Thursday, 14 May 2015

Book review : The Blue Room - Hanne Orstavik

Pereine Press have carved out a niche for themselves by releasing slightly obscure European novellas that are largely unknown in English. They are all very different but they have one thing in common - despite their short length (often well under 200 pages), they manage to provide a great deal of food for thought, some intensely poignant moments and unforgettable characters that will haunt you long after you have turned the final page. Hanne Orstavik's The Blue Room (Pereine 14, Coming-Of-Age series) ticks all of those boxes.

It's a book that is short on action but big on psychological drama. We are introduced to Johanne, a slightly eccentric 20-something student who shares a small attic flat with her equally eccentric mother. Both are devout Christians, both seem to think that all men are there to murder or rape them, both of them seem to have a strange "je t'aime moi non plus" (I love you, me neither) relationship with each other.

The book opens with Johanne discovering that she is locked in her bedroom. Is the door stuck? Or did her mother lock it, absent-mindedly before going to work or as a conscious decision? As Johanne's inner monologue unfurls, we get a glimpse into her life and her rather warped relationship with her mother. She studies psychology at university but she would be a very good case study herself. She has very little experience with men but her mind frequently brings up fleeting but shockingly violent sexual images. Her inner narrative, jumping from past to present and reality to fantasy, is often hard to interpret but we discover that she has recently embarked on a love affair with Ivar, a man who works in the university canteen, and that she is supposed to be heading off to meet him at the airport today for a six week trip to America. Aha, so that explains the locked door. But what is her mother's motive? Is she looking out for her naive daughter, is she being over-protective or does she have more selfish motives, not wanting to be left behind all by herself?

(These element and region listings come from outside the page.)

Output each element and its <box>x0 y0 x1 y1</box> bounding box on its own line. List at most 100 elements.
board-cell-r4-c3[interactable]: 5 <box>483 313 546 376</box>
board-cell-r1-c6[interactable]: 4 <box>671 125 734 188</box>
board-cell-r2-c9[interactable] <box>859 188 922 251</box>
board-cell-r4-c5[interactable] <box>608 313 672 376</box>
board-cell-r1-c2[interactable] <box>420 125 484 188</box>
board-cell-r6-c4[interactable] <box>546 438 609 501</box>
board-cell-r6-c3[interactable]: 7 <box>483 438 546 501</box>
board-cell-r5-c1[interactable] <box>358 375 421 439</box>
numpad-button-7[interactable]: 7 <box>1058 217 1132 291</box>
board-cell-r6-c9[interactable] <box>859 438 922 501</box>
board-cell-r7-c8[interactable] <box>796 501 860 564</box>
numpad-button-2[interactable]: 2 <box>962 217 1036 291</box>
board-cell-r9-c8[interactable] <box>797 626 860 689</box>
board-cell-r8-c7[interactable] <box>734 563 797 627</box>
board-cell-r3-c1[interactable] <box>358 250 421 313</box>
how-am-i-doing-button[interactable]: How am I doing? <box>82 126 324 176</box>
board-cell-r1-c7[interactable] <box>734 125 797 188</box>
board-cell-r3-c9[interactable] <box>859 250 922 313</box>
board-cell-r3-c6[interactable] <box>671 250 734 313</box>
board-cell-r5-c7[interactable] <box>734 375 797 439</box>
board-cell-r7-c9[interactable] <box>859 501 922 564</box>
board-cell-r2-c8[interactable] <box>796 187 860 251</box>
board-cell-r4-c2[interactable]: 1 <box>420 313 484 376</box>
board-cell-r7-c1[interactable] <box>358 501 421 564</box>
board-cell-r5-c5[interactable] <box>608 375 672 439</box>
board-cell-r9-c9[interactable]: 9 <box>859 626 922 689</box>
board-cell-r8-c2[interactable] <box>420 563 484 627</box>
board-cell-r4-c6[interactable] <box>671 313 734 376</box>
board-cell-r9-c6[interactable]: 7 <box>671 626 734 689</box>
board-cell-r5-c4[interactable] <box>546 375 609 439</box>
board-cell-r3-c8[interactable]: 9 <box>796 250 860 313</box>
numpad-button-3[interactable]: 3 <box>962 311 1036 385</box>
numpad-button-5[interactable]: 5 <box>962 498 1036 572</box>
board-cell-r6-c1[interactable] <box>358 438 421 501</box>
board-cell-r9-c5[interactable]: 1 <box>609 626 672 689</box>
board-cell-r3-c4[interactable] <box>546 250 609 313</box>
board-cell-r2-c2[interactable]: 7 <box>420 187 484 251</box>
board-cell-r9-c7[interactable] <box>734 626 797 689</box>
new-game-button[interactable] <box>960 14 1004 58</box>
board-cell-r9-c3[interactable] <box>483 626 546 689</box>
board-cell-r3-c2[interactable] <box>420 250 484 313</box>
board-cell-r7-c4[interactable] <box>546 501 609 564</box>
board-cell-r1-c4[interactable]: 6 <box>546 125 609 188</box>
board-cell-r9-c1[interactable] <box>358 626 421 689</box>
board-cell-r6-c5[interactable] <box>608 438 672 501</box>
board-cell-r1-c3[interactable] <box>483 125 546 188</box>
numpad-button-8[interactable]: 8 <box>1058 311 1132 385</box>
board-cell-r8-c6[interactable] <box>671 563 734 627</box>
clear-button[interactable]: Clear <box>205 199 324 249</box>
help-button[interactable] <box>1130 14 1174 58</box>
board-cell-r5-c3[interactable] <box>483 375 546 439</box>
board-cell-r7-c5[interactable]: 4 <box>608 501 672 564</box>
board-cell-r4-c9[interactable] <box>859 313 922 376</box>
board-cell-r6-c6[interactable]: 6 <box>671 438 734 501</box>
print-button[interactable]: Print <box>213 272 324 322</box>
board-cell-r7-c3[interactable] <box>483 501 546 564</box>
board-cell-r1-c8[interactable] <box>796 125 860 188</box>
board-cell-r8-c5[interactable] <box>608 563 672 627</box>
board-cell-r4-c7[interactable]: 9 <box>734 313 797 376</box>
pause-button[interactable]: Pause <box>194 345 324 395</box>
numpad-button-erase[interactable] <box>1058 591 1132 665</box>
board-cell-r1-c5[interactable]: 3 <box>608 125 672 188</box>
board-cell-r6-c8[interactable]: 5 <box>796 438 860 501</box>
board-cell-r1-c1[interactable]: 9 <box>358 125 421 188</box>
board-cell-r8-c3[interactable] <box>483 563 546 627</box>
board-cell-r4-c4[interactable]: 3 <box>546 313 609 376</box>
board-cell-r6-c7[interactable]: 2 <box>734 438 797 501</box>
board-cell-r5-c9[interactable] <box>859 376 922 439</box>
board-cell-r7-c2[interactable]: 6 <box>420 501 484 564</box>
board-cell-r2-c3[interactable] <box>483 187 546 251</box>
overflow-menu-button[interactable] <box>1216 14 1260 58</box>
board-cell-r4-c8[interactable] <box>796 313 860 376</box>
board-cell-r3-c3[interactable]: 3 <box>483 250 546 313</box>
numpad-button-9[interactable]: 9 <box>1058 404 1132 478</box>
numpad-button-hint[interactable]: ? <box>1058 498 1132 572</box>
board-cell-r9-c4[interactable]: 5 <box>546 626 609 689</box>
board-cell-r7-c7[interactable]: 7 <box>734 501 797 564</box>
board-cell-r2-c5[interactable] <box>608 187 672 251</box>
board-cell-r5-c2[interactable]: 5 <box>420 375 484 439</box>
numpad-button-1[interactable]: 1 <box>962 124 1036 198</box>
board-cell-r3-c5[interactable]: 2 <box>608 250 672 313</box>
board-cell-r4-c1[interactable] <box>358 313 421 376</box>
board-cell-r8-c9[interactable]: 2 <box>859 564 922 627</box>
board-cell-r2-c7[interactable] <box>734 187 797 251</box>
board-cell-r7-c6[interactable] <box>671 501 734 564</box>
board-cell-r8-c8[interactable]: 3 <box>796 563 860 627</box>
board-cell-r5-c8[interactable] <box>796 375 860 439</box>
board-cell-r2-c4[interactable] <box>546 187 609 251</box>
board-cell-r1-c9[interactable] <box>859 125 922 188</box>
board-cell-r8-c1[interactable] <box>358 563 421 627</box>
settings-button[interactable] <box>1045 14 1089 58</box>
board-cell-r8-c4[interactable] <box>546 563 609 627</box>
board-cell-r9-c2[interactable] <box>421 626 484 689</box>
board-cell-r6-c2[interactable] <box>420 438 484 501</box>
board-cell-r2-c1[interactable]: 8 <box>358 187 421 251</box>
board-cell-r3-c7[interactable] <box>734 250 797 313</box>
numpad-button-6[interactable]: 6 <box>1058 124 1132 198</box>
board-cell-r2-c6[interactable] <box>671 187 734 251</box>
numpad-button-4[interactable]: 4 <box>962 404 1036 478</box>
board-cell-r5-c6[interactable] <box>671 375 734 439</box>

As with many of Pereine's books, I found the ending slightly unsatisfying because there are lots of unanswered questions left hanging, but that is the whole point - it makes you think and leaves you to come up with your own interpretation. It's an interesting look at mother-daughter relationships and the exciting but scary process of leaving childhood behind to become a young woman.

star rating : 3.5/5

RRP : £12

  • Paperback: 174 pages
  • Publisher: Peirene Press Ltd (1 Jun. 2014)
  • ISBN-10: 1908670150
  • ISBN-13: 978-1908670151
  • Product Dimensions: 12.5 x 1.4 x 19 cm

Disclosure : I received a review copy of the book.